Join our mailing list to receive property alerts and the occasional newsletter.
A bright one-bedroom flat on the second floor of Ben Jonson House in the Grade II listed Barbican Estate, known as a ‘Type F2C’ layout, designed by Chamberlin, Powell and Bon. The flat has recently been fully redecorated and is presented in excellent condition. The living space has full-width, full-height glazing with a sliding door opening to a south-facing balcony with fantastic views across the podium, towards the Barbican conservatory. The compact kitchen designed by Brooke Marine retains many of its original features, including the Creda hobs and Garchey waste disposal system. The double-bedroom benefits from original built-in storage and full-width glazing. Ben Jonson House was completed in 1973, and runs along the northern side of the Barbican.
The apartment is available from 23 November 2019, and is offered unfurnished, although this is negotiable. Rent is inclusive of underfloor heating. The kitchen comes equipped with a washing machine and fridge-freezer. Residents also benefit from 24-hour car park attendants.
Area and transport
Residents have access to the private residents gardens. The Barbican is well connected by transport, with a number of stations nearby including Barbican (Hammersmith & City, Circle and Metropolitan Lines), Moorgate and Old Street (Northern, Hammersmith & City, Circle and Metropolitan Lines) underground stations and Farringdon station. The flat is within easy reach of plenty of bars and cafes in Clerkenwell or Shoreditch. As well as a nearby Waitrose supermarket, there is a fantastic independent grocery store, Geranium, at the bottom of Lauderdale Tower.
The Barbican Estate is one of the most radical post-war brutalist housing schemes ever realised. Standing on a site which had been devastated in the Blitz, the ‘Barbican area reconstruction plan’ was initially conceived in 1947. By the early 1950s, architects Chamberlin Powell and Bon, who were already working on the neighbouring Golden Lane Estate were selected to work on the masterplan to design a mixed scheme with housing for 330 people per acre. By 1956 the scheme had taken shape and incorporated a school, leisure and cultural facilities, shops and a mix of low-rise residential blocks and Europe's tallest towers. Pedestrian walkways, formal residents’ gardens reminiscent of Georgian squares, a picturesque lake complete with a striking waterfall and fountains — all at varying levels — create order without monotony. Pedestrians are elevated onto highwalks (the podium), separating them from the dangers and noise of the traffic below.
It was originally thought to clad the buildings with marble but later rejected in favour of pick hammered raw concrete — giving the buildings a solid and unified look, visually similar to the later blocks of Golden Lane Estate. Semi-engineered brick is also used below the podium level to echo the materials of the buildings that had previously stood there.
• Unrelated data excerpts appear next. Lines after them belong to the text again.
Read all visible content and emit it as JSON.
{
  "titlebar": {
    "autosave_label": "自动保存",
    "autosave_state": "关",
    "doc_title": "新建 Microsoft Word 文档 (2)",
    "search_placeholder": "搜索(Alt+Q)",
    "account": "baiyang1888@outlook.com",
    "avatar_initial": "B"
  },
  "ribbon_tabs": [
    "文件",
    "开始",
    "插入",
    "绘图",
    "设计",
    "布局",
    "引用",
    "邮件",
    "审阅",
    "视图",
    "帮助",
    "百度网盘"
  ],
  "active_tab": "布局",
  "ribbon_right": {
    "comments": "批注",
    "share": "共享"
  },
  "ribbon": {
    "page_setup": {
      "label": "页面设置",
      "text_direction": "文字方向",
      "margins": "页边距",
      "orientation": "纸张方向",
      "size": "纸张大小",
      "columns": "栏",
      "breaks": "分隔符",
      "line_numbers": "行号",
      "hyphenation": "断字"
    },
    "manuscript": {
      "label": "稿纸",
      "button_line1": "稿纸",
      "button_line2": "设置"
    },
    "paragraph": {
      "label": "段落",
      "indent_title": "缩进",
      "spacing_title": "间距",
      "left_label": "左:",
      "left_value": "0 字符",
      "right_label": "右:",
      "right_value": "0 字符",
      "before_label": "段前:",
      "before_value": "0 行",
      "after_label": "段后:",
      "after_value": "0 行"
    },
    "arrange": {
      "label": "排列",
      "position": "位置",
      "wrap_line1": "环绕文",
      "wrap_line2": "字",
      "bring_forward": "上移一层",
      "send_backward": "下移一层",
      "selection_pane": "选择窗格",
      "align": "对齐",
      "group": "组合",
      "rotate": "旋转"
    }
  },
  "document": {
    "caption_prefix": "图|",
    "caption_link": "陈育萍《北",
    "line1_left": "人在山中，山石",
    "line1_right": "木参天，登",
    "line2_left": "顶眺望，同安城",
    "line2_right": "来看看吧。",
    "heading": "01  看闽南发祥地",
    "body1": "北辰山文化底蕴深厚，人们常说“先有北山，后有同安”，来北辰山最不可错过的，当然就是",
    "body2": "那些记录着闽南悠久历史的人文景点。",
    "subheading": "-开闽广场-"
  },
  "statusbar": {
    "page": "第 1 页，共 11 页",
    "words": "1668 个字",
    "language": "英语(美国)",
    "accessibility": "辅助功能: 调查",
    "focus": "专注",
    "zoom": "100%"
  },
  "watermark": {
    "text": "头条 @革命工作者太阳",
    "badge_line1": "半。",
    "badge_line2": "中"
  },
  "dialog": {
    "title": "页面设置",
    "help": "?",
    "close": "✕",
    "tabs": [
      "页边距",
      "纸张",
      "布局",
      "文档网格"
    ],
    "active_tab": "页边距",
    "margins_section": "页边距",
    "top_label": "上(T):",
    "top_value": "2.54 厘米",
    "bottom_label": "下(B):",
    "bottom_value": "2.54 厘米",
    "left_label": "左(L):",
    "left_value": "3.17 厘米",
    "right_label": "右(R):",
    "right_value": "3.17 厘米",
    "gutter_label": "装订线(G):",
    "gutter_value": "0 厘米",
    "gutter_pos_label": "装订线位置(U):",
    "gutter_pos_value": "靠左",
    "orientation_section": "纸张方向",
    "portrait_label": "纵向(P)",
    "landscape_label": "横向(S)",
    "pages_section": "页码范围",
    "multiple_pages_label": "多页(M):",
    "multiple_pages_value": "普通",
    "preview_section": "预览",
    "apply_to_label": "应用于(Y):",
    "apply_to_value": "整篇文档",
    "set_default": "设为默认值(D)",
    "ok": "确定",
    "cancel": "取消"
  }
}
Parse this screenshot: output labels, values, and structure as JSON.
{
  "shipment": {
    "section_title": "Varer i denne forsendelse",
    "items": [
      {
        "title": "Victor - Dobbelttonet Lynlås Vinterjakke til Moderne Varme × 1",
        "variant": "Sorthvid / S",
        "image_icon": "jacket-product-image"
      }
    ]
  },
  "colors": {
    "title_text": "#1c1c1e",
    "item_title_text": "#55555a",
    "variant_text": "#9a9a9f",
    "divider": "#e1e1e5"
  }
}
A total of 2,113 flats of housing for 6,500 people was built, aimed at middle- to high income residents. The majority of the housing is either one or two bedroom aimed at young single people. To attract these potential wealthy residents, car parking for 2,500 cars, district underfloor heating, Garchey refuse disposal systems and a theatre were all incorporated into the design. Internally the spaces were designed to be luxurious, well-built with quality fixtures, lots of light and space, often utilising double height ceilings and full-height picture windows leading out to terraces or balconies. The Barbican Centre, one of Europe’s biggest art centres was officially opened by the Queen in 1982.
The Barbican was given Grade II listed status in 2001.